Fights for the Food Mark New Year’s in Cuban Hotels

A group of customers reaching for grapes at the Grand Memories Hotel in Cayo Santa María, Cuba. (Collage)

14ymedio bigger14ymedio, Havana, 4 January 2022 — “Scammed.” That’s how Giselle Muñoz feels after spending the end of the year at the Hotel Grand Memories in Cayo Santa María, north of the province of Villa Clara. The Cuban woman tried to break out of the routine on December 31st and only found shortcomings and disappointments at every step in the state-owned hotel, as reported on Facebook in a text accompanied by a video.

Organizational problems were added to the supply problems of the five-star and all-inclusive hotel, as it describes itself on promotional pages. After waiting hours for the room to be available, Muñoz says on her Facebook profile that when she entered she found that it was occupied. “Luckily no one coming out of the bathroom naked or in another more embarrassing situation.”

“I quickly left and went back to the desk,” continues Muñoz, adding that she was able to settle in with her family at 7 pm in another room. “The air conditioning did not cool, the refrigerator did not cool, the shower did not have hot water, the television did not have a remote control nor was it watchable because it had a split screen, and the bedding smelled like a mouse nest,” she describes.

The young woman, a resident of Sancti Spíritus, went back down to the reception and asked to speak to the hotel managers: “So that they would give me my money back because it was December 31st and I had not yet settled in the hotel. They told me they couldn’t do it, the most they could do was give me a few more hours to stay on the day of my departure.”

Even with much disgust, Muñoz had no choice but to go to the end of the year dinner that the hotel had prepared, but if she thought for a second that the stumbling blocks were over, she quickly fell into a rage. The shortages that are spreading through the island’s markets has also reached the hotels.

“No pork, no food, practically, no staff to serve and supply the number of customers,” describes the young woman speaking about what she experienced in the restaurant.

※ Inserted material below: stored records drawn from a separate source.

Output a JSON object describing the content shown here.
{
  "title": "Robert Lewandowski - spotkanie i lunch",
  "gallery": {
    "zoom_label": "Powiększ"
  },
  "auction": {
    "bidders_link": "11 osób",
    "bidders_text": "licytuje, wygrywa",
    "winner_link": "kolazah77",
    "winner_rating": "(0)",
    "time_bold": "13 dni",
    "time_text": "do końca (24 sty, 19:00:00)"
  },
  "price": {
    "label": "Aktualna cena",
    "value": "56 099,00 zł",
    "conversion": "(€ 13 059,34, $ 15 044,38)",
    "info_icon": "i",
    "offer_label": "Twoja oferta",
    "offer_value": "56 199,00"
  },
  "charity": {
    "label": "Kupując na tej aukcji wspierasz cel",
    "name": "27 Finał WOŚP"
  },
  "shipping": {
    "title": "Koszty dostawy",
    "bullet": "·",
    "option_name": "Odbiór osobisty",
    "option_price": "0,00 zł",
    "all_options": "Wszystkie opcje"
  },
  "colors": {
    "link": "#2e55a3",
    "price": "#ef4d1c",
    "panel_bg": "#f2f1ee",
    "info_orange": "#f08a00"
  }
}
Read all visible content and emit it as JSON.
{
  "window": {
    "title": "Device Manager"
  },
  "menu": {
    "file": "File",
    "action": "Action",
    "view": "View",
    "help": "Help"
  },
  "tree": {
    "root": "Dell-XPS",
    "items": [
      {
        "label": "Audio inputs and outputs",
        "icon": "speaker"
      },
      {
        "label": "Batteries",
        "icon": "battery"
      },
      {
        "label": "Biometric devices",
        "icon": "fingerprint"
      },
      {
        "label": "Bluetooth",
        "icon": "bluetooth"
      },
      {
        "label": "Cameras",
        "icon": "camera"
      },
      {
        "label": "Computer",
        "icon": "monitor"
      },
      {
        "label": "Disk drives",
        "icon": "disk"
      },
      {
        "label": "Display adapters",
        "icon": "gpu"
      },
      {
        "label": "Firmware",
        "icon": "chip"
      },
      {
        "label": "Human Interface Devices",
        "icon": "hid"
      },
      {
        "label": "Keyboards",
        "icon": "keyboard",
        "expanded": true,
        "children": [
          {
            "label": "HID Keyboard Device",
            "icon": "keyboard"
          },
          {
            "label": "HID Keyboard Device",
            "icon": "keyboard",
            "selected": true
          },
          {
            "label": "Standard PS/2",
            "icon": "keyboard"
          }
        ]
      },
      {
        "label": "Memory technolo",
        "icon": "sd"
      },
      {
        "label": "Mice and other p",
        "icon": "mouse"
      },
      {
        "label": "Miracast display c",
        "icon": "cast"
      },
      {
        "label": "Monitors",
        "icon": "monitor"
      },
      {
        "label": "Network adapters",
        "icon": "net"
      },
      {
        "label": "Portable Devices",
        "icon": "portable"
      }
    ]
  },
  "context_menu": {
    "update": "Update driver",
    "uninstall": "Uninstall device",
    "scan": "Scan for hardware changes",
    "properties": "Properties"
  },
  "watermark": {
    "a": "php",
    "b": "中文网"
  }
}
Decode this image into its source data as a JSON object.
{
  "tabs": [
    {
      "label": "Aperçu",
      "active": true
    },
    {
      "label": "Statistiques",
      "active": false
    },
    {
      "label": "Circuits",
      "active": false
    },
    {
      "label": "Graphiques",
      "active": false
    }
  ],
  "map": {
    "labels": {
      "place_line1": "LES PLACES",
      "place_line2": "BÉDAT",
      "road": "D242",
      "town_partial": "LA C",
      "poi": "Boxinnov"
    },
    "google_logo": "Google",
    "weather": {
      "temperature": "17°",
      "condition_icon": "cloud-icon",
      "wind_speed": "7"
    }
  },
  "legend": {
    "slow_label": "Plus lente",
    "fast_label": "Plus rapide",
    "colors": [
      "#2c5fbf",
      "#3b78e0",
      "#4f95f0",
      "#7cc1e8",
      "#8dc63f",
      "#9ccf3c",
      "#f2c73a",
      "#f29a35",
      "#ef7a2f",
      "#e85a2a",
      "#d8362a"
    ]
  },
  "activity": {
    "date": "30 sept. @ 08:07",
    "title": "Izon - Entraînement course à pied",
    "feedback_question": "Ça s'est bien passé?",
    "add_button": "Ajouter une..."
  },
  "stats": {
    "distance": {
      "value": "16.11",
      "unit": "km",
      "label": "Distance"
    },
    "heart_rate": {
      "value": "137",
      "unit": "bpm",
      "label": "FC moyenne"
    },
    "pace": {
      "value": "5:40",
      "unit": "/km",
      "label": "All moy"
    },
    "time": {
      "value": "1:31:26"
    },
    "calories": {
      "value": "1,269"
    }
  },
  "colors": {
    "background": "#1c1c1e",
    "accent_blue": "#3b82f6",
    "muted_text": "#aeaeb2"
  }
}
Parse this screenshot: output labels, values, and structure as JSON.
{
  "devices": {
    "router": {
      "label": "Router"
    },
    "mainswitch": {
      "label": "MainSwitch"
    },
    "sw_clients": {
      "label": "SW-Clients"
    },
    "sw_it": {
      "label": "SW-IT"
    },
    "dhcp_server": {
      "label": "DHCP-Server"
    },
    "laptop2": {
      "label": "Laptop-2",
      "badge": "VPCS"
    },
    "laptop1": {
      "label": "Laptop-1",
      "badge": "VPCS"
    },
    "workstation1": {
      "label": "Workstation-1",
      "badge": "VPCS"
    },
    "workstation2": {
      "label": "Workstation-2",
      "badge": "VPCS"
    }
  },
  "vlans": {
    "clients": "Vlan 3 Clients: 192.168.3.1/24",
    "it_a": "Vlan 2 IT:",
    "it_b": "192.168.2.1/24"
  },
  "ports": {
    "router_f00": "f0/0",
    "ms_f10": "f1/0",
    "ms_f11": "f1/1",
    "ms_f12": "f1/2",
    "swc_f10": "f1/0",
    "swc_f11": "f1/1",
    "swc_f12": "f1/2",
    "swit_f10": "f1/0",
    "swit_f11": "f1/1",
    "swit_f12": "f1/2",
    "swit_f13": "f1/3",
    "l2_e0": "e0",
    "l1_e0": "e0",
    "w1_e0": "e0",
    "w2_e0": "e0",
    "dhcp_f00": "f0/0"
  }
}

She also remembers that “people were anxiously waiting for apples and grapes,” because, she insists, customers paid for “a nutritional supplement that included fruits, fruits that I never saw.”

“Several people had to go into the kitchen to demand the food and fruits and then a cook came out to distribute a sad box of grapes for so many customers,” as can be seen in a video that Muñoz shared on her social networks, which she did, she said, “so that no one dares to say that it is a lie.”

“There were blows, shoves and everything never seen before over a handful of grapes, which in the end all fell to the ground because the same people broke the box trying to take them away.”

“It is unnecessary to remember that money is very hard to get to throw it away like that, it is not five pesos, it is a lot of money,” insists Muñoz.

On December 24 , another customer who identified herself as Rachel Cruz on the Tripadvisor platform, also complained about the poor quality of the food and the organization at the Grand Memories in Cayo Santa María. According to her account, her visit on Christmas Eve turned into a “nightmare,” into “complete madness.”

“My girls were knocked down to get an apple from the buffet. For my little boy there was nothing suitable for his food. We tried to go to eat and we spent three long hours in the endless lines. You asked for something and it had run out. The food was cold and poorly prepared,” she describes. “Terrible, I do not recommend it to anyone.”

Something similar happened to Gina, who worked hard all year in 2021 in her position in a Miami pharmacy with the illusion of saving for the end of the year with her family in Cuba. The plan seemed perfect: sun and sand on the most famous beach in Cuba, Varadero. Along with her brother, two nieces and her mother, the emigrant arrived in the last week of December at the Roc Arenas Doradas hotel in the Matanzas peninsula.

“I spent the four days lining up, lining up for the buffet, lining up for breakfast and lining up at the reception to leave my complaints,” Gina laments. The hotel, managed in a mixed way by the Cuban State and the Spanish chain Roc Hotels, has four stars that some clients question. “It gave me the impression that they had accepted more guests than the amount of food they had available.”

“The very limited food options and the very poor preparation, but the worst thing for me was to see that as soon as they noticed that I was a Cuban living in Miami, they treated me very differently from how they spoke to my mother, my brother and my nephews.” For Gina, “it was frustrating that I was going to get a rest and give my family a fun time but we ended up fighting for the food and stressed by the lines.”